Theodore Jerome Cohen is the Readers’ Choice in this week’s Indies Unlimited Flash Fiction Challenge. The winning entry is decided by the popular vote and rewarded with a special feature here today. (In the case of a tie, the writer who submitted an entry first is the winner per our rules.) Without further ado, here’s the winning story:
Oak Creek
by Theodore Jerome Cohen
Gray Wolf stood on the bank overlooking the Oak Creek rapids as the water rushed toward its convergence with the Verde River to the south. It had taken me several years to find him for a magazine article I was writing and more than a year before he agreed to meet with me.
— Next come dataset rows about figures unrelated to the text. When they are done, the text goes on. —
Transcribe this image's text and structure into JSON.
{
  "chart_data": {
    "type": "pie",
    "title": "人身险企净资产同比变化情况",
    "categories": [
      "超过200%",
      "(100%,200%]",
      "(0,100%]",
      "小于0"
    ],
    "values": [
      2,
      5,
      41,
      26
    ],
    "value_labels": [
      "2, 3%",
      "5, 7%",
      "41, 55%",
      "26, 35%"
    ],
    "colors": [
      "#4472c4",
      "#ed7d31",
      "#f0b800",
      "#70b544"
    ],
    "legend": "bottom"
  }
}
He was Cherokee by birth. His ancestors had been rounded up and forced to march to Oklahoma in 1839. From there, some eventually moved north, Gray Wolf’s among them. Now, we stood together in silence, watching the rapids and listening the babbling of the fast-flowing water.
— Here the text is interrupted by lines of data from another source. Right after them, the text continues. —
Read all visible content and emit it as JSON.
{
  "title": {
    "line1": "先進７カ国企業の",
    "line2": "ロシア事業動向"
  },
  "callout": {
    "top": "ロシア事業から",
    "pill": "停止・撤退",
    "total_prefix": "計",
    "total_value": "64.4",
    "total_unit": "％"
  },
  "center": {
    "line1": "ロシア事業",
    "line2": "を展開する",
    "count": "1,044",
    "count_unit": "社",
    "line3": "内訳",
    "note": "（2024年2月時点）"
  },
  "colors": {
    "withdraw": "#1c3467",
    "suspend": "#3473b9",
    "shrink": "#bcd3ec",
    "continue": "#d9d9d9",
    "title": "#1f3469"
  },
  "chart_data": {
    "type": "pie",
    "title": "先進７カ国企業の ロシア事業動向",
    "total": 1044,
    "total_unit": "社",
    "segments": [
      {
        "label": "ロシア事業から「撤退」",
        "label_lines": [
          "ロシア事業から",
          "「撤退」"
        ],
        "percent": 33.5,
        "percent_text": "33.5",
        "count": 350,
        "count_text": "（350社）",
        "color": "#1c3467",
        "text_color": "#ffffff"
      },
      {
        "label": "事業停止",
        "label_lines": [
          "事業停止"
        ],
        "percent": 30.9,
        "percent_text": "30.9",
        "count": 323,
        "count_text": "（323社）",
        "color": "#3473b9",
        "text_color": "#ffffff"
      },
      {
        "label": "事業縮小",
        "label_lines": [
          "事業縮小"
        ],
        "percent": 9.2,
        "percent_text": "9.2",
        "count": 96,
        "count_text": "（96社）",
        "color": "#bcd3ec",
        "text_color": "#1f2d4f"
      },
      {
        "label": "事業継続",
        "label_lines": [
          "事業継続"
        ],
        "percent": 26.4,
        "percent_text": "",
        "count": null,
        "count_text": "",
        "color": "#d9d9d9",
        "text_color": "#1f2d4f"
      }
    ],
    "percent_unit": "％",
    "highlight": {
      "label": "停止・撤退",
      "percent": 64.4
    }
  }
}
He saw me staring at the feather he was holding in his left hand.
“I see you are curious about this feather,” he said, breaking the silence. “It was my great grandfather’s, Thunder Cloud’s. He died on the Trail Where They Cried and was buried in a grave that is unmarked to this day.”
“Why do you carry it?” I inquired.
“So that I will forever have a reminder of the brutality delivered unto my People.”
“But isn’t the written record sufficient to capture the truth?” I replied, making some notes.
“History can be rewritten,” he asserted. “My people only trust memory to keep the sacred flame of truth alive. This feather is to remind me of my People’s true history.”
Hooray! Another win for you Congratulations. 🙂
Thanks, Deanie.
Happy Holidays to all.
Ted
Congratulations, Ted, on your meaningful story, and Happy Holidays to you, also! In the world we live in, it is vitally important to remind ourselves, and one another, that the way we treat one another, and the fairness of our decisions, have far reaching consequences.